BEIJING -- A move by Volkswagen AG to finance auto loans in China will boost sales of upmarket models from Europe's largest car maker in the world's fastest-growing car market, a senior executive said on Thursday, Oct. 21.
But the going will be tough, in part because of the lack of consumer credit data and high default rates, Burkhard Breiing, chairman of the VW Financial Services board of management, told reporters.
"It will be a slow start relative to other markets," he said at the China venture's launch in Beijing. "We develop everything ourselves, including the credit risk control mechanisms.
"It is our wish that in China the infrastructure will be in place in the future. The government has understood it, but it takes long," he said.
China has no central credit rating agency, no laws to repossess cars from errant borrowers and a rising pool of non-performing car loans.
Chinese newspapers regularly report on people defrauding car dealers with fake identification papers and running away with the goods after the first payment.

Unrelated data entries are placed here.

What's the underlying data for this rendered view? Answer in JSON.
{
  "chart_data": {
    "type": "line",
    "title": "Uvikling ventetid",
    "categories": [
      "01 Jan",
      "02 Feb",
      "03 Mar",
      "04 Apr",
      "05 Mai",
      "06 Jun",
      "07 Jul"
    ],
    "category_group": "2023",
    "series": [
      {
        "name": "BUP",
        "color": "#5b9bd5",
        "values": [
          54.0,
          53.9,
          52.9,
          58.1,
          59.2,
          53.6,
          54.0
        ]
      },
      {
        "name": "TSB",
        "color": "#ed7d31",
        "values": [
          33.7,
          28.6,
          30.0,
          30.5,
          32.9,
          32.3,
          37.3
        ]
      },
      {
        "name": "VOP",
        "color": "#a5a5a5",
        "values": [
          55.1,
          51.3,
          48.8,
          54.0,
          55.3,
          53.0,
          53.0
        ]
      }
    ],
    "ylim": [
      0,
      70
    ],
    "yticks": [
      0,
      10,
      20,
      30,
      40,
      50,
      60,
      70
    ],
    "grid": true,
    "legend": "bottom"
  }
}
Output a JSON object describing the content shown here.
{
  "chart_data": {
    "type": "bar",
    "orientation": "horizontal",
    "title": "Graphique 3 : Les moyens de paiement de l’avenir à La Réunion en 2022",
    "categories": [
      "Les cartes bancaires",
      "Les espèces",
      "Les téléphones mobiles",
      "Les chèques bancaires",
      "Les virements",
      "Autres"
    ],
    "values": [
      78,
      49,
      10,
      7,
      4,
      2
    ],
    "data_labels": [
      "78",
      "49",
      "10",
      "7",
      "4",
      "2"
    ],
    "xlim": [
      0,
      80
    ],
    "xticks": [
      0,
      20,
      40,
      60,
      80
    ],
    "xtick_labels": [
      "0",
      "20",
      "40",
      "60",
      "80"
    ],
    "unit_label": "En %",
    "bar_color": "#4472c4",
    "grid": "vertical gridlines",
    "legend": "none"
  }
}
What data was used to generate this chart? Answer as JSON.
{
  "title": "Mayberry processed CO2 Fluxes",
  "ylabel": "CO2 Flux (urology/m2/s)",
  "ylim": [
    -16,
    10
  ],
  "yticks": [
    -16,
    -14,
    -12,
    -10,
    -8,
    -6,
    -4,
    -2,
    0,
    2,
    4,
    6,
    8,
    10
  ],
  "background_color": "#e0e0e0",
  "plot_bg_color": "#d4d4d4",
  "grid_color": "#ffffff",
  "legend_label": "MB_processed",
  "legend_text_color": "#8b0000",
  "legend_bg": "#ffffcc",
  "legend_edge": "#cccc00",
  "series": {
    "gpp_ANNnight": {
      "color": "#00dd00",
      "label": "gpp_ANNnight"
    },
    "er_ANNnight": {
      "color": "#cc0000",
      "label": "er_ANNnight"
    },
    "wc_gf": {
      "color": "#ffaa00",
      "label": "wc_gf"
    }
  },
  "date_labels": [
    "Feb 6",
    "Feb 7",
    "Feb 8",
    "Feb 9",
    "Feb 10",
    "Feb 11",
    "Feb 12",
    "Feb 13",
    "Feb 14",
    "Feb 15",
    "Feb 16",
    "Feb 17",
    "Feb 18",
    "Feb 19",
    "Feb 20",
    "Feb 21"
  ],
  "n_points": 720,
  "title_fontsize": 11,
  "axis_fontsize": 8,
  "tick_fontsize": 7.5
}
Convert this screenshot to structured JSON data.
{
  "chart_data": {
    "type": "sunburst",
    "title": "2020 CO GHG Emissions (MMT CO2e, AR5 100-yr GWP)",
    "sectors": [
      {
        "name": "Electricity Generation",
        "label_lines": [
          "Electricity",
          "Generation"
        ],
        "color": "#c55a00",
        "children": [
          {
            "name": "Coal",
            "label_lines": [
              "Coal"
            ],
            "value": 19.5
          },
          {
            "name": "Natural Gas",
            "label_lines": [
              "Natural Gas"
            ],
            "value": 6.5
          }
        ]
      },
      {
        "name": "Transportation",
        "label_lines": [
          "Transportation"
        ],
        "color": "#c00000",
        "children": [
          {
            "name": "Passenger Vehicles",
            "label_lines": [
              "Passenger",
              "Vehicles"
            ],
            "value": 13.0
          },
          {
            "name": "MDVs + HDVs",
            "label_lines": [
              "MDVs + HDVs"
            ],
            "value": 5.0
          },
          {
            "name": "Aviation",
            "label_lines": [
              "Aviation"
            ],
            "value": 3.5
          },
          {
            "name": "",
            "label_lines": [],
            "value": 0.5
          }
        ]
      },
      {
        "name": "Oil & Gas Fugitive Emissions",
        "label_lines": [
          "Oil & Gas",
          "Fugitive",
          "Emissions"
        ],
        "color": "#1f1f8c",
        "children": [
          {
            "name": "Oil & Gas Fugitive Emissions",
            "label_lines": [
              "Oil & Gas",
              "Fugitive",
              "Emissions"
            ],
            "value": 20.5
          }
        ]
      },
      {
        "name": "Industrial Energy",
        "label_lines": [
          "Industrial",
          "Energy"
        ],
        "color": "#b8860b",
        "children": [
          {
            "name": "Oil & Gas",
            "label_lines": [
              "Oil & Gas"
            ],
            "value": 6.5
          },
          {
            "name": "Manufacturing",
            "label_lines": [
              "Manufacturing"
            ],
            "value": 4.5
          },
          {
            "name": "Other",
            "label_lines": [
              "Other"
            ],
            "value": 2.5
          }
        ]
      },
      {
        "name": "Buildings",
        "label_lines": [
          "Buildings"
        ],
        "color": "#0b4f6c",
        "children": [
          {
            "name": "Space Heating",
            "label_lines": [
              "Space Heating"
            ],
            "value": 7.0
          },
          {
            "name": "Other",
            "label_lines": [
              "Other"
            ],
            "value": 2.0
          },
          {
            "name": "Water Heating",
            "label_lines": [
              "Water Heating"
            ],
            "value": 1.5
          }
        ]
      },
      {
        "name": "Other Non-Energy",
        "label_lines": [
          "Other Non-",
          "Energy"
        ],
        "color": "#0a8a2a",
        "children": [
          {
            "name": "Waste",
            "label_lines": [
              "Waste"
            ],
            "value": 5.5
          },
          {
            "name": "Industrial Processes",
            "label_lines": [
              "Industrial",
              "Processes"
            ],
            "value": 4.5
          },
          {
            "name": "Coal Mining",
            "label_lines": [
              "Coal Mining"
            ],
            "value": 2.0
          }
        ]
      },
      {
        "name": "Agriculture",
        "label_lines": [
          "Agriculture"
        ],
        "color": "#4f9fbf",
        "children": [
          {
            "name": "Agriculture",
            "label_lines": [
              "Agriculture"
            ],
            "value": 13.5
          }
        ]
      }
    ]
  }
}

Still, VW Financial expects the number of cars financed in China to grow to about 40 to 50 percent of cars sold per year by 2010, compared to 10 percent now, Breiing said.
That figure compares to between 60 percent and 80 percent in mature European countries.
Car makers who sped into China with dreams of selling a vehicle to every family may need the boost from car loans.
Firms ranging from world leader General Motors to China's biggest car maker Shanghai Automotive Industry Corp. warn investors about weak growth in the country.
Breiing, who declined to discuss Volkswagen's sales in China, said the financing venture that has start-up capital of 500 million yuan ($60 million) was expected to break even in five years.
"Customers who have the flexibility which we provide usually go for a higher priced car. That is a huge help for the manufacturers," he said.
Volkswagen, the market leader in China, started offering car financing in the country in September, following in the footsteps of GM.
Ford Motor Co. and Toyota Motor Corp. have initial approval to start car loans.
Klaus-Uwe Schaffrath, general manager of VW Financial's China business, said the Chinese default rate was between 3 and 5 percent, according to independent studies, which he called "very high".
"I think it's higher in China than it should be," he said.
For now, the firm offers financing through just nine Volkswagen dealers in Beijing, but executives expect to expand to cover all the major domestic markets within five years.
Analysts expect China's car market to rise between 10 and 20 percent this year from last year's 2 million sales, as government credit curbs curtail consumer spending.